Önceki gün İzmir’de gerçekleşen 6,6 büyüklüğündeki deprem tüm Türkiye’yi sarstı. Hayatını kaybeden vatandaşlarımıza Allah’tan rahmet, sevenlerine başsağlığı, yaralılarımıza ise acil şifalar diliyorum. Ailem ve birçok arkadaşım İzmir’de yaşadığı için deprem anını ayrı ayrı birçok insandan dinledim. Konuştuğum herkes gerçekten korkmuş ve şok geçirmişti. Hepsi de daha önce böyle bir deprem yaşamadıklarını söyledi. Depremin çok uzun sürdüğünü ve çok şiddetli geçtiğini söylediler. Bir arkadaşım ofisinin görüntülerini paylaştı. Ofisin tavanı çökmüş şans eseri yaralanan olmamış ve binadan çıkabilmişler. Maalesef bu depremde de deprem gerçeğine hazır olmadığımızı görmüş olduk. Türkiye’nin bir deprem ülkesi olduğunu biliyoruz ancak bunun gereklerini yerine getirmiyoruz. Türkiye’nin birçok yerinde binalar ne yazık ki depreme dayanıklı değil. Buna rağmen bu binalar kentsel dönüşüme uğramıyor. İnşaat Mühendisleri Odası her seferinde uyarıyor. ‘Deprem öldürmez binalar öldürür’ diyor. Daha fazla can kayıpları yaşamadan artık biz de Japonya gibi depremin hayatımızın bir parçası olduğunu kabul etmeliyiz. Japonya’da çok şiddetli depremlerde bile can kaybı yaşanmıyor ya da çok az sayıda kayıp veriliyor. Bunun en büyük sebebi ise binaların buna göre yapılmış olması. Vatandaşları da deprem gerçeğinin farkında. Evlerindeki eşyaları sabitliyorlar, deprem çantalarını hazırlıyorlar. Biz başımıza gelince bir an hatırlıyoruz sonra unutuyoruz. Bu gerçekle yaşamayı öğrenmemiz gerekiyor.

TEK YÜREK OLDUK

Ülkemizdeki doğal afetlerden sonra tek olumlu nokta sergilediğimiz dayanışma örneği. Deprem gecesi şehrimiz de dahil olmak üzere Türkiye’den birçok arama ve kurtarma ekibi İzmir’e akın etti, canla başla kurtarma çalışmalarına dahil oldu. İzmir’de birçok otel kapılarını evleri hasar görmüş insanlar için ücretsiz olarak açtı. Birçok kurum ve kuruluş ile hayırseverler erzak yardımında bulundu. ‘İzmir’de zina oluyor, İzmirliler ahlaksız o yüzden bu deprem oldu’ diyen örümcek kafalılara inat Türkiye bir kez daha zor durumlarda nasıl birleştiğini ve tek yürek olduğunu gösterdi. Enkaz altından her vatandaşımız kurtarıldığında hep birlikte sevindik. Bunun için de arama kurtarma çalışmalarına katılan herkese tek tek teşekkür ediyorum. İzmirlilere yardım eli uzatan herkese de minnetlerimi sunuyorum. İyi insanlar iyi ki varsınız.

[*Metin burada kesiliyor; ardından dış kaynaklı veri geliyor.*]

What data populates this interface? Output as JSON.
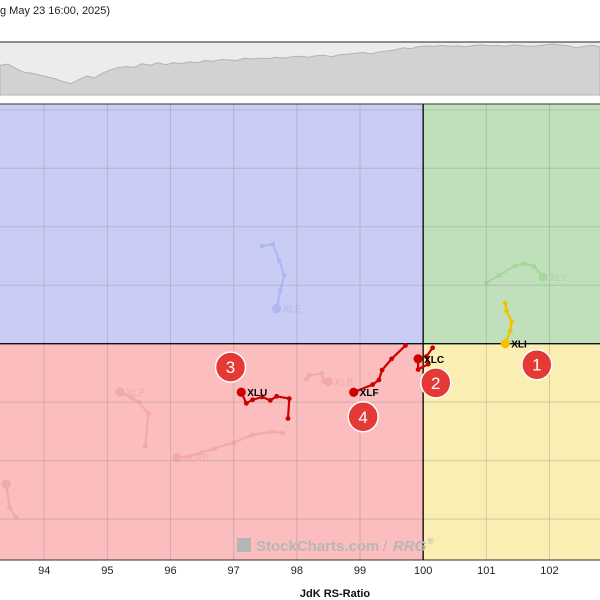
{
  "header": {
    "date_text": "g May 23 16:00, 2025)"
  },
  "watermark": {
    "brand": "StockCharts.com",
    "product": "RRG",
    "separator": "/",
    "registered": "®"
  },
  "colors": {
    "leading": "#bfe0bb",
    "weakening": "#fbeeb3",
    "lagging": "#fbbdbd",
    "improving": "#c9cdf5",
    "marker": "#e53935"
  },
  "chart_data": {
    "type": "scatter",
    "subtype": "relative-rotation-graph",
    "xlabel": "JdK RS-Ratio",
    "ylabel": "",
    "x_ticks": [
      94,
      95,
      96,
      97,
      98,
      99,
      100,
      101,
      102
    ],
    "xlim": [
      93.3,
      102.8
    ],
    "ylim": [
      96.3,
      104.1
    ],
    "center": [
      100,
      100
    ],
    "grid": true,
    "series": [
      {
        "name": "XLY",
        "color": "#86c776",
        "faded": true,
        "label_side": "right",
        "points": [
          [
            101.0,
            101.04
          ],
          [
            101.2,
            101.17
          ],
          [
            101.45,
            101.33
          ],
          [
            101.6,
            101.37
          ],
          [
            101.75,
            101.33
          ],
          [
            101.9,
            101.14
          ]
        ]
      },
      {
        "name": "XLI",
        "color": "#f3c100",
        "faded": false,
        "label_side": "right",
        "points": [
          [
            101.3,
            100.69
          ],
          [
            101.32,
            100.56
          ],
          [
            101.4,
            100.38
          ],
          [
            101.38,
            100.22
          ],
          [
            101.3,
            100.0
          ]
        ]
      },
      {
        "name": "XLE",
        "color": "#8f98e8",
        "faded": true,
        "label_side": "right",
        "points": [
          [
            97.45,
            101.67
          ],
          [
            97.62,
            101.7
          ],
          [
            97.72,
            101.42
          ],
          [
            97.8,
            101.17
          ],
          [
            97.74,
            100.91
          ],
          [
            97.68,
            100.6
          ]
        ]
      },
      {
        "name": "XLC",
        "color": "#cf0000",
        "faded": false,
        "label_side": "right",
        "points": [
          [
            100.15,
            99.93
          ],
          [
            100.05,
            99.78
          ],
          [
            100.08,
            99.65
          ],
          [
            99.92,
            99.56
          ],
          [
            99.92,
            99.74
          ]
        ]
      },
      {
        "name": "XLF",
        "color": "#cf0000",
        "faded": false,
        "label_side": "right",
        "points": [
          [
            99.72,
            99.97
          ],
          [
            99.5,
            99.74
          ],
          [
            99.35,
            99.55
          ],
          [
            99.3,
            99.38
          ],
          [
            99.2,
            99.3
          ],
          [
            98.9,
            99.17
          ]
        ]
      },
      {
        "name": "XLU",
        "color": "#cf0000",
        "faded": false,
        "label_side": "right",
        "points": [
          [
            97.86,
            98.72
          ],
          [
            97.88,
            99.06
          ],
          [
            97.68,
            99.1
          ],
          [
            97.58,
            99.03
          ],
          [
            97.45,
            99.09
          ],
          [
            97.3,
            99.04
          ],
          [
            97.2,
            98.98
          ],
          [
            97.12,
            99.17
          ]
        ]
      },
      {
        "name": "XLB",
        "color": "#e58f8f",
        "faded": true,
        "label_side": "right",
        "points": [
          [
            98.15,
            99.39
          ],
          [
            98.2,
            99.46
          ],
          [
            98.4,
            99.49
          ],
          [
            98.42,
            99.36
          ],
          [
            98.5,
            99.35
          ]
        ]
      },
      {
        "name": "XLP",
        "color": "#e58f8f",
        "faded": true,
        "label_side": "right",
        "points": [
          [
            95.6,
            98.25
          ],
          [
            95.65,
            98.8
          ],
          [
            95.5,
            99.0
          ],
          [
            95.38,
            99.08
          ],
          [
            95.2,
            99.17
          ]
        ]
      },
      {
        "name": "XLRE",
        "color": "#e58f8f",
        "faded": true,
        "label_side": "right",
        "points": [
          [
            97.78,
            98.47
          ],
          [
            97.6,
            98.5
          ],
          [
            97.3,
            98.44
          ],
          [
            97.0,
            98.31
          ],
          [
            96.7,
            98.21
          ],
          [
            96.5,
            98.14
          ],
          [
            96.3,
            98.07
          ],
          [
            96.1,
            98.05
          ]
        ]
      },
      {
        "name": "",
        "color": "#e58f8f",
        "faded": true,
        "label_side": "none",
        "points": [
          [
            93.55,
            97.03
          ],
          [
            93.45,
            97.2
          ],
          [
            93.4,
            97.6
          ]
        ]
      }
    ],
    "markers": [
      {
        "label": "1",
        "x": 101.8,
        "y": 99.64
      },
      {
        "label": "2",
        "x": 100.2,
        "y": 99.33
      },
      {
        "label": "3",
        "x": 96.95,
        "y": 99.6
      },
      {
        "label": "4",
        "x": 99.05,
        "y": 98.75
      }
    ],
    "index_line": [
      0.45,
      0.43,
      0.52,
      0.6,
      0.62,
      0.66,
      0.7,
      0.74,
      0.8,
      0.84,
      0.76,
      0.68,
      0.72,
      0.62,
      0.55,
      0.5,
      0.48,
      0.5,
      0.42,
      0.45,
      0.4,
      0.44,
      0.4,
      0.42,
      0.38,
      0.4,
      0.35,
      0.37,
      0.33,
      0.34,
      0.35,
      0.3,
      0.32,
      0.3,
      0.31,
      0.28,
      0.3,
      0.27,
      0.26,
      0.28,
      0.25,
      0.24,
      0.27,
      0.23,
      0.22,
      0.2,
      0.18,
      0.21,
      0.17,
      0.15,
      0.13,
      0.08,
      0.1,
      0.06,
      0.04,
      0.05,
      0.03,
      0.05,
      0.04,
      0.06,
      0.03,
      0.02,
      0.04,
      0.03,
      0.05,
      0.02,
      0.03,
      0.05,
      0.04,
      0.02,
      0.0,
      0.02,
      0.04,
      0.08,
      0.05,
      0.03,
      0.06
    ]
  }
}
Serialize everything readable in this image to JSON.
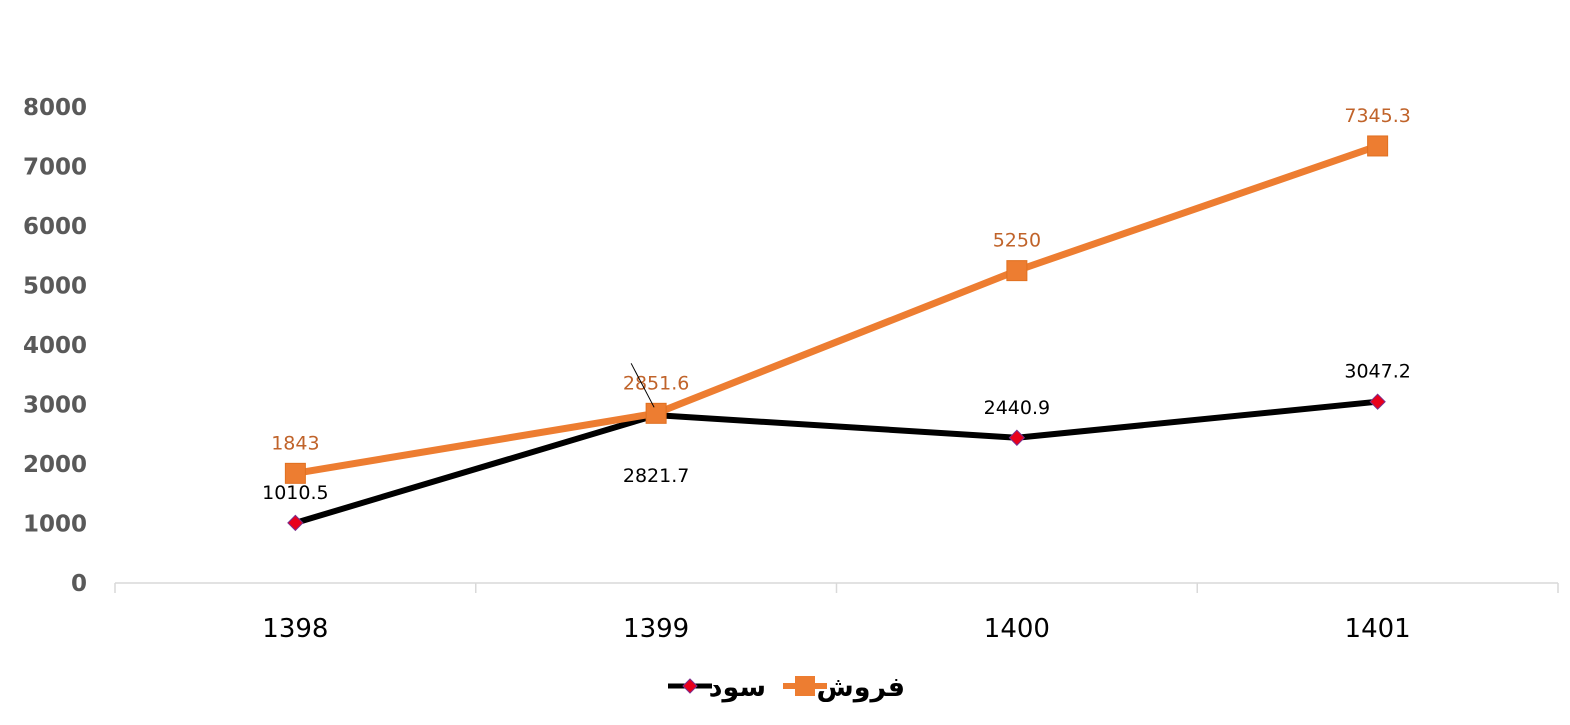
{
  "colors": {
    "forush": "#ED7D31",
    "sood_line": "#000000",
    "sood_marker": "#E8001C",
    "axis": "#D9D9D9",
    "ytick": "#595959",
    "forush_label": "#C0632A"
  },
  "chart_data": {
    "type": "line",
    "categories": [
      "1398",
      "1399",
      "1400",
      "1401"
    ],
    "ylim": [
      0,
      8000
    ],
    "yticks": [
      "0",
      "1000",
      "2000",
      "3000",
      "4000",
      "5000",
      "6000",
      "7000",
      "8000"
    ],
    "grid": false,
    "legend_position": "bottom",
    "series": [
      {
        "name": "فروش",
        "marker": "square",
        "values": [
          1843,
          2851.6,
          5250,
          7345.3
        ],
        "labels": [
          "1843",
          "2851.6",
          "5250",
          "7345.3"
        ]
      },
      {
        "name": "سود",
        "marker": "diamond",
        "values": [
          1010.5,
          2821.7,
          2440.9,
          3047.2
        ],
        "labels": [
          "1010.5",
          "2821.7",
          "2440.9",
          "3047.2"
        ]
      }
    ]
  }
}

CUMHURİYETİMİZİN 97’İNCİ YILI

Ceyhun Yılmaz’ın attığı bir tweet çok hoşuma gitti. ‘İzmir’in gözyaşına ‘Kurtuluş Savaşı’ başlatan memleket 100 sene sonra yine kolkola’ demiş Yılmaz. Gerçekten de az önce bahsettiğim gibi hepimiz deprem ile yine tek yürek olduk. 29 Ekim Cumhuriyet Bayramımızı da tek yürek olarak kutlamıştık. Gazi Mustafa Kemal Atatürk ve silah arkadaşlarının, cephede savaşan Mehmetçiğimizin bize en büyük armağanı olan cumhuriyetimizi, 100 sene sonra hala aynı birlik beraberlik duyguları içerisinde olduğumuzu göstererek de onurlandırdık. Biz bu şekilde dayanışmayı sürdürürsek altından kalkamayacağımız hiçbir zorluk yok. Bu duygu ve düşüncelerimle cumhuriyetimizin 97’inci yılını kutluyorum. Tekrar geçmiş olsun İzmir diyerek bu haftaki yazımı sonlandırıyorum. Umarım göçük altında kalan vatandaşlarımızdan bir an önce iyi haber alırız. Haftaya görüşene dek sağlıcakla kalın.